Eric Eckholm on two studies of the drug war: "More than two decades after President Ronald Reagan escalated the war on drugs, arrests for drug sales or, more often, drug possession are still rising."

It's still all Reagan's fault, said reporter Eric Eckholm (a political appointeein the Carter administration) in his story on a study on the drug war, "Reports Find Persistent Racial Gap in Drug Arrests - Law Enforcement Faulted for Focus On Poor Areas."


"More than two decades after President Ronald Reagan escalated the war on drugs, arrests for drug sales or, more often, drug possession are still rising.
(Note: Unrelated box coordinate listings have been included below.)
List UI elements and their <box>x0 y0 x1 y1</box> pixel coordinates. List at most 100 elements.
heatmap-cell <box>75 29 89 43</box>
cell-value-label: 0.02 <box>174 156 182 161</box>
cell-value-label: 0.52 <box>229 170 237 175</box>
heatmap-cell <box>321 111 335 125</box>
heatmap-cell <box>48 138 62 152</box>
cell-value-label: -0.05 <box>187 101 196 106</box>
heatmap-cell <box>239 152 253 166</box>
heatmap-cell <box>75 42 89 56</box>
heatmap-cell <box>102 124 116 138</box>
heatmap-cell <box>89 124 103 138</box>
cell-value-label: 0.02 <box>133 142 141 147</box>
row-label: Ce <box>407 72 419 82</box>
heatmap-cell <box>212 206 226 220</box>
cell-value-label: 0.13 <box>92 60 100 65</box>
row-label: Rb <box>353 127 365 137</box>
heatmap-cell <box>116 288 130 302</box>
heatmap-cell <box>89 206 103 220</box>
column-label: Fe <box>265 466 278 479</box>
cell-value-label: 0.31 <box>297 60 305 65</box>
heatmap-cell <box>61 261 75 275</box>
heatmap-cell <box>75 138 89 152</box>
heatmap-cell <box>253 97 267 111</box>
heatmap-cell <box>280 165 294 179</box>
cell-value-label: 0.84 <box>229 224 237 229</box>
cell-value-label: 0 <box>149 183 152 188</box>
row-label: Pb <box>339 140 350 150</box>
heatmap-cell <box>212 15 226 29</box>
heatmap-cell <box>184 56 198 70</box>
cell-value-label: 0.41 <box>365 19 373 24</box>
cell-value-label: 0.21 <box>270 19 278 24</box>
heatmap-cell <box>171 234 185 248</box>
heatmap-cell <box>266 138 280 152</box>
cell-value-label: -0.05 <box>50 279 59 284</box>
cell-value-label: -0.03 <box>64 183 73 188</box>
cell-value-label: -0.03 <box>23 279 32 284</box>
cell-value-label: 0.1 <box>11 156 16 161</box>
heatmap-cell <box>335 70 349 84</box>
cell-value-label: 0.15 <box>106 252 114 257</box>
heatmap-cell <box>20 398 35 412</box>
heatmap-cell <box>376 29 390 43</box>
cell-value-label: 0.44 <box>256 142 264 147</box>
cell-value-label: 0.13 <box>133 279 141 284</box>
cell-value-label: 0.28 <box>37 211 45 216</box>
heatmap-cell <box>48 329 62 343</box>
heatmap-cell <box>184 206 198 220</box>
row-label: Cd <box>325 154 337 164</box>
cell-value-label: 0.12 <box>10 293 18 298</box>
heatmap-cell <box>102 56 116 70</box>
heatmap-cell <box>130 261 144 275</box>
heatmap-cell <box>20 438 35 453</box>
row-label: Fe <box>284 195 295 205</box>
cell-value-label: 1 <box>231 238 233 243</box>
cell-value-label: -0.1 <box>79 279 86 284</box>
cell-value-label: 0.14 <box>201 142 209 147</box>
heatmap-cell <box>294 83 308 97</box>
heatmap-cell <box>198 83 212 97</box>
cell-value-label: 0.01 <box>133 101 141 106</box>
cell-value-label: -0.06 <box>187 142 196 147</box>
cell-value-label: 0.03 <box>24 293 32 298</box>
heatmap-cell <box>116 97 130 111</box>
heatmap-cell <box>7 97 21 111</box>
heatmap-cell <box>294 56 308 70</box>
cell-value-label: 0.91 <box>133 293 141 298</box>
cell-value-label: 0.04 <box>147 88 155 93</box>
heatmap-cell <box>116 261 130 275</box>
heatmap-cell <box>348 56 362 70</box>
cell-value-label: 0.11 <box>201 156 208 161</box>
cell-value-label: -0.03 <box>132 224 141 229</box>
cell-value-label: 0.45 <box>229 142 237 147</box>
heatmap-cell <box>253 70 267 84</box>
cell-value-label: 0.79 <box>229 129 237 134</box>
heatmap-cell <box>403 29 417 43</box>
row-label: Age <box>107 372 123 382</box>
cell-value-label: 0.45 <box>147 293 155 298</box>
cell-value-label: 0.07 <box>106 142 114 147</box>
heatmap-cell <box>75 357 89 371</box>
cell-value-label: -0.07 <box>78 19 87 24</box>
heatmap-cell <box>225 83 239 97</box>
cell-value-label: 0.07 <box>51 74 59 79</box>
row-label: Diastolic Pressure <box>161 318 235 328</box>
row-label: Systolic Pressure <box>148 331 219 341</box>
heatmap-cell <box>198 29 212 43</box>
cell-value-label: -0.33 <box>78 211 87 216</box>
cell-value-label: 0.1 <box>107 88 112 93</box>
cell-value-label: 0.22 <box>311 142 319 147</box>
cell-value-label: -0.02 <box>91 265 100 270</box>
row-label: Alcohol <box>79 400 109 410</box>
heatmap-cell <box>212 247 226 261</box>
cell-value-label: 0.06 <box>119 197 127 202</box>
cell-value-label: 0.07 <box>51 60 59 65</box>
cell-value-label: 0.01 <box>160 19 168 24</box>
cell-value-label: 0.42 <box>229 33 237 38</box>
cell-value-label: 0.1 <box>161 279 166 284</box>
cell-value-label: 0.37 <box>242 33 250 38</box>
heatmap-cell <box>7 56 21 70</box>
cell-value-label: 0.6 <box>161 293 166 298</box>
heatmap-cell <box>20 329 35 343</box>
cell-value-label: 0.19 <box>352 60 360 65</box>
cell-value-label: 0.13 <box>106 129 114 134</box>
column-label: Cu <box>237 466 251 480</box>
And despite public debate and limited efforts to reduce them, large disparities persist in the rate at which blacks and whites are arrested and imprisoned for drug offenses, even though the two races use illegal drugs at roughly equal rates.


Whatever the merits or demerits of tough sentencing for drug possession, to cry that it's all Reagan's fault is rich, especially coming from someone of Eckholm's political background. And the sub-headline seems to indicate that the law is only bad because it's focused on the poor. If drug laws are just, why does it matter who's caught breaking them? Decriminalization of drug possession is a principled position, but the Times doesn't go that far, indicating that it doesn't mind the laws themselves, simply the fact that more blacks are arrested than whites under them.



Eckholm's sources are two unlabeled liberal groups.


Two new reports, issued Monday by the Sentencing Project in Washington and by Human Rights Watch in New York, both say the racial disparities reflect, in large part, an overwhelming focus of law enforcement on drug use in low-income urban areas, with arrests and incarceration the main weapon.


But they note that the murderous crack-related urban violence of the 1980s, which spawned the war on drugs, has largely subsided, reducing the rationale for a strategy that has sowed mistrust in the justice system among many blacks.


Eckholm's tone was melodramatic:


Apart from crowding prisons, one result is a devastating impact on the lives of black men: they are nearly 12 times as likely to be imprisoned for drug convictions as adult white men, according to the Human Rights Watch report.


Others are arrested for possession of small quantities of drugs and later released, but with a permanent blot on their records anyway.


He did get an opposing conservative view, albeit quickly balanced out by a liberal one:


Some crime experts say that the disparities exist for sound reasons. Heather Mac Donald, a fellow at the Manhattan Institute in New York, said it made sense for police to focus more on fighting visible drug dealing in low-income urban areas, largely involving members of minorities, than on hidden use in suburban homes, more often by whites, because the urban street trade is more associated with violence and other crimes and impairs the quality of life.


"The disparities reflect policing decisions to use drug laws to try and reduce violence and to respond to the demand by law-abiding residents in poor neighborhoods to clean up the drug trade," Ms. Mac Donald said.


But what people in low-income urban areas need is not more incarceration but improved public safety,[SentencingProject report author Ryan]King said. "Arresting hundreds of thousands of young African-American men hasn't ended street-corner drug sales."